La microcorrupción también se manifiesta en acciones más sutiles pero igualmente dañinas. Comprar productos sin boleta en tiendas informales para evitar el pago de impuestos contribuye a un sistema informal que evade responsabilidades fiscales. Pedirle a un médico que extienda una licencia médica injustificada, pagarle a un servidor público para aprobar inspecciones técnicas o solicitar a un inspector que ignore irregularidades en obras civiles son prácticas que parecen pequeñas, pero que refuerzan una red de corrupción silenciosa. Incluso en el Poder Judicial, la microcorrupción se presenta cuando un conocido intercede para acelerar la resolución de un caso o hacer que una multa de tránsito desaparezca del sistema.
Todas estas prácticas, por mínimas que parezcan, no solo son actos de corrupción, sino que reflejan cómo estas costumbres se han interiorizado al punto de volverse crónicas. Son pequeños actos que no necesariamente generan grandes ganancias para quienes las practican, pero que refuerzan la idea de que el sistema solo funciona cuando se lubrica con dinero o favores.
“Es un comportamiento socialmente aprendido, se inicia desde la temprana edad, desde que tu padre o madre te incitan a entregar un regalo a tu profesor ya sea para congraciarte o mejorar tus notas, ahí se evidencia la microcorrupción".

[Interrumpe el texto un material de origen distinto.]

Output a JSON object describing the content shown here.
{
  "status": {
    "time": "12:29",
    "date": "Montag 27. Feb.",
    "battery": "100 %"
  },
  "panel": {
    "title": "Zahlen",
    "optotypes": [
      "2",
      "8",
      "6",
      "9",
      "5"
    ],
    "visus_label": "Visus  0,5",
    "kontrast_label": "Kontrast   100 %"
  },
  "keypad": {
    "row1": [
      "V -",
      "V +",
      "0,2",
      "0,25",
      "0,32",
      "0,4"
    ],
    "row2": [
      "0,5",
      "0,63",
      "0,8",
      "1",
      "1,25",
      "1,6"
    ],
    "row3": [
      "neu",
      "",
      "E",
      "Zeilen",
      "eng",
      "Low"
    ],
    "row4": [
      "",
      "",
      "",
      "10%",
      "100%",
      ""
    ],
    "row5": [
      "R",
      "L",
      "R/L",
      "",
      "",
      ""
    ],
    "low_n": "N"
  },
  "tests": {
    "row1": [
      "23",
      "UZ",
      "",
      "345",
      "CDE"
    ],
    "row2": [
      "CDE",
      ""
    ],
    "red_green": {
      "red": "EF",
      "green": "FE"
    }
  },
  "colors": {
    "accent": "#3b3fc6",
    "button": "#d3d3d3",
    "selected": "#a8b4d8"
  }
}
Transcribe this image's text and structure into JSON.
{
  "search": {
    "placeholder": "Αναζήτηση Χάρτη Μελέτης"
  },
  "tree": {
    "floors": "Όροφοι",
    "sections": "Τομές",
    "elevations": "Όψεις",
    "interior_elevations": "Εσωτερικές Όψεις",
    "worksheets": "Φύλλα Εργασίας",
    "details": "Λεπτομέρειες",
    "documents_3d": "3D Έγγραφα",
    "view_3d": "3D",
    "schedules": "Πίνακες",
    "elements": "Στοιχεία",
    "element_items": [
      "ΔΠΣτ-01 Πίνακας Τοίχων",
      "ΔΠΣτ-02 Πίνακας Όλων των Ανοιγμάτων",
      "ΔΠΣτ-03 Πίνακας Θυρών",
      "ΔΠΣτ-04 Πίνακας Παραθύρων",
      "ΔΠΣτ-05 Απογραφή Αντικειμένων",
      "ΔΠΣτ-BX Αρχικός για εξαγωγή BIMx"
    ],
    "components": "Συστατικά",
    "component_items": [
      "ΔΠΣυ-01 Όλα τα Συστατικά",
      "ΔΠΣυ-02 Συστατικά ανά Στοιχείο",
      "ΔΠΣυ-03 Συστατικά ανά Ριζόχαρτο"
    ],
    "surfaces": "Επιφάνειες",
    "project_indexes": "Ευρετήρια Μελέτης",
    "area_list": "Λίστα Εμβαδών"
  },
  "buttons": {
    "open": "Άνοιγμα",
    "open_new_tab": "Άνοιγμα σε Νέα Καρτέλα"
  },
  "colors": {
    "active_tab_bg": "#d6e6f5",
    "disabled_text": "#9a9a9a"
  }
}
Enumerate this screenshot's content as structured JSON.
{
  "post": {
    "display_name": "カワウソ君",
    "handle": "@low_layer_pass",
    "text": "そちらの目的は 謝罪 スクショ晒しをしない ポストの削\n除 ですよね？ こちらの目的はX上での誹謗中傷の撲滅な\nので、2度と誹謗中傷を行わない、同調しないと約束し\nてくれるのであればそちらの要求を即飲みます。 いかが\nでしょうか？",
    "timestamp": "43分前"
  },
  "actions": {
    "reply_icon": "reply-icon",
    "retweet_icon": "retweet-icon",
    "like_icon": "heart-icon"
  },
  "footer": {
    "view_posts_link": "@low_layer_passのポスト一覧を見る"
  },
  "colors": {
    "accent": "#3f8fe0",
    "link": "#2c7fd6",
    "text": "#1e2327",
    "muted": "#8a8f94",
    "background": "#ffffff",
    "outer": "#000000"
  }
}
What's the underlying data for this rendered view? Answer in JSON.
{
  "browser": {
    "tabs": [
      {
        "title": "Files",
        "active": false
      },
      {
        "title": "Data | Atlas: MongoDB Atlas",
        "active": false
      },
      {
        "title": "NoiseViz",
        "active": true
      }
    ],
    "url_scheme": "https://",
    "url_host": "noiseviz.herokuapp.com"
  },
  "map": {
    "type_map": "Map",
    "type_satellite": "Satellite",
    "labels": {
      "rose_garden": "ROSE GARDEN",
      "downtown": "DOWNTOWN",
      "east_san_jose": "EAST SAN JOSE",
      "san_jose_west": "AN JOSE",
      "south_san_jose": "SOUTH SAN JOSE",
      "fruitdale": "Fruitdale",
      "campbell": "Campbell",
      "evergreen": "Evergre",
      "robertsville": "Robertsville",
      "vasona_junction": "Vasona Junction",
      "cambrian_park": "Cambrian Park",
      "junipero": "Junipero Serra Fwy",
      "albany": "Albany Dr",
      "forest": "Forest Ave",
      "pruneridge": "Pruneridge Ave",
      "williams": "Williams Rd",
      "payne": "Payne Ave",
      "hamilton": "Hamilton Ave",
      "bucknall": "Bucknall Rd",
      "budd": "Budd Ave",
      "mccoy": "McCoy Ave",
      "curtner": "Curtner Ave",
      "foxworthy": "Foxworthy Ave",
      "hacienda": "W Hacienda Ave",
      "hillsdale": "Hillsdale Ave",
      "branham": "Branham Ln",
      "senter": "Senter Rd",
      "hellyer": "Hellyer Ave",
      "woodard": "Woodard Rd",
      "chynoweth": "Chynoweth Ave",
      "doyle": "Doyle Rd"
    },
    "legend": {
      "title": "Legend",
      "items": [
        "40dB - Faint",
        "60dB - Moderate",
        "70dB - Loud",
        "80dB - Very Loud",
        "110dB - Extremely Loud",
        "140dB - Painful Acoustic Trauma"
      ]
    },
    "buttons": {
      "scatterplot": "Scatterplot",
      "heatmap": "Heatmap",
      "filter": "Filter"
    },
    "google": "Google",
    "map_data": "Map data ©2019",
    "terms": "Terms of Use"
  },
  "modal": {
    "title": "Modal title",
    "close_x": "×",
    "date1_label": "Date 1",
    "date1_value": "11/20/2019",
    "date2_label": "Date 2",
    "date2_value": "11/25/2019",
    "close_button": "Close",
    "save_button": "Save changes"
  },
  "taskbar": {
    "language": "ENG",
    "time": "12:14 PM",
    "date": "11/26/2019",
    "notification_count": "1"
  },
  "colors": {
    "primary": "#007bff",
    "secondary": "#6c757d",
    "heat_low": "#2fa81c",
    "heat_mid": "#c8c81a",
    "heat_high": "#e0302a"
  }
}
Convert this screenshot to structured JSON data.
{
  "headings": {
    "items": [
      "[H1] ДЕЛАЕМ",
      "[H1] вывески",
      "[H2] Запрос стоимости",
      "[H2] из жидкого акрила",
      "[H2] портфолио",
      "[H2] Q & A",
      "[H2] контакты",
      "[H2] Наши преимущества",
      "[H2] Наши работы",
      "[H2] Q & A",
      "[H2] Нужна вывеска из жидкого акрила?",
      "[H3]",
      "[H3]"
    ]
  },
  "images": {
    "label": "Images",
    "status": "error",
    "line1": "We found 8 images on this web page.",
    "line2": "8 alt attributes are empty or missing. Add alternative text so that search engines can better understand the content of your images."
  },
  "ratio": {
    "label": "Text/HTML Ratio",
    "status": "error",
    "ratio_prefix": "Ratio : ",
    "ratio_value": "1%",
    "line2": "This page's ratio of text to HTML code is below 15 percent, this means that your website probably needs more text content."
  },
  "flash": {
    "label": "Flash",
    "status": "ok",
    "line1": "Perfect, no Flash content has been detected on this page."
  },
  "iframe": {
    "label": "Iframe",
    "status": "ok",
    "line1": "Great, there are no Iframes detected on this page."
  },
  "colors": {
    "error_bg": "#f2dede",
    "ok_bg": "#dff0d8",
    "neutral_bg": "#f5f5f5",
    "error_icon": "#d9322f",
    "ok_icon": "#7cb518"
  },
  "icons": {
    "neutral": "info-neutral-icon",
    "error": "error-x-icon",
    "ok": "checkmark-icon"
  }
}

Claudia Lisseth Susano Morante , abogada especialista en Derecho Penal y Contrataciones Públicas, socia del estudio SSL ABOGADOS SCRL.
“Es un comportamiento socialmente aprendido, se inicia desde la temprana edad, desde que tu padre o madre te incitan a entregar un regalo a tu profesor ya sea para congraciarte o mejorar tus notas, ahí se evidencia la microcorrupción. Mí opinión está dirigida a un cambio de enfoque tradicional, enseñar a nuestros niños y jóvenes que esas conductas son negativas y que nos conducen a problemas a gran escala en la edad adulta, porque sentirnos cómodos corrompiendo es una situación que compartimos desde nuestros primeros años y que puede volverse crónico”, señala Susano.
La microcorrupción es, en esencia y lamentablemente, una solución temporal a problemas estructurales profundos. Reconocerla y evitarla no solo es un acto de responsabilidad individual, sino también un paso necesario para transformar un sistema que se ha acostumbrado a funcionar en la sombra de estos pequeños pagos.
“Es cierto que hay más corrupción en países latinoamericanos, porque nuestro sistema cultural es más permisivo a ese tipo de conductas, por haberlas repetido desde la infancia, la misma idiosincrasia ha permitido que faltemos a nuestros juramentos y valores éticos, pero puede haber solución con las charlas de socialización, impactando no solo a las mentes de los niños sino de la gente mayor con los escenarios que nos presenta día a día la televisión y que la cárcel es un lugar real y que puede suceder si probamos actos de corrupción”, finaliza la abogada especialista.
Al final, cada sol entregado de manera ilícita no es solo una transacción, sino un pago silencioso en el desgaste de la confianza, tanto pública como personal. Cuando caiga la noche, Marcela ya habrá separado la moneda que usará al día siguiente para asegurarse su espacio en la calle, y Abelardo tendrá listo el próximo pago para agilizar su trámite, resignado a que es la única vía que conoce. Ambos seguirán atrapados en un ciclo que, como la propia microcorrupción, parece no tener fin. Y mientras las monedas sigan circulando en las sombras, la pregunta que queda es: ¿quién detendrá el engranaje, si cada uno de nosotros lo sigue poniendo en marcha?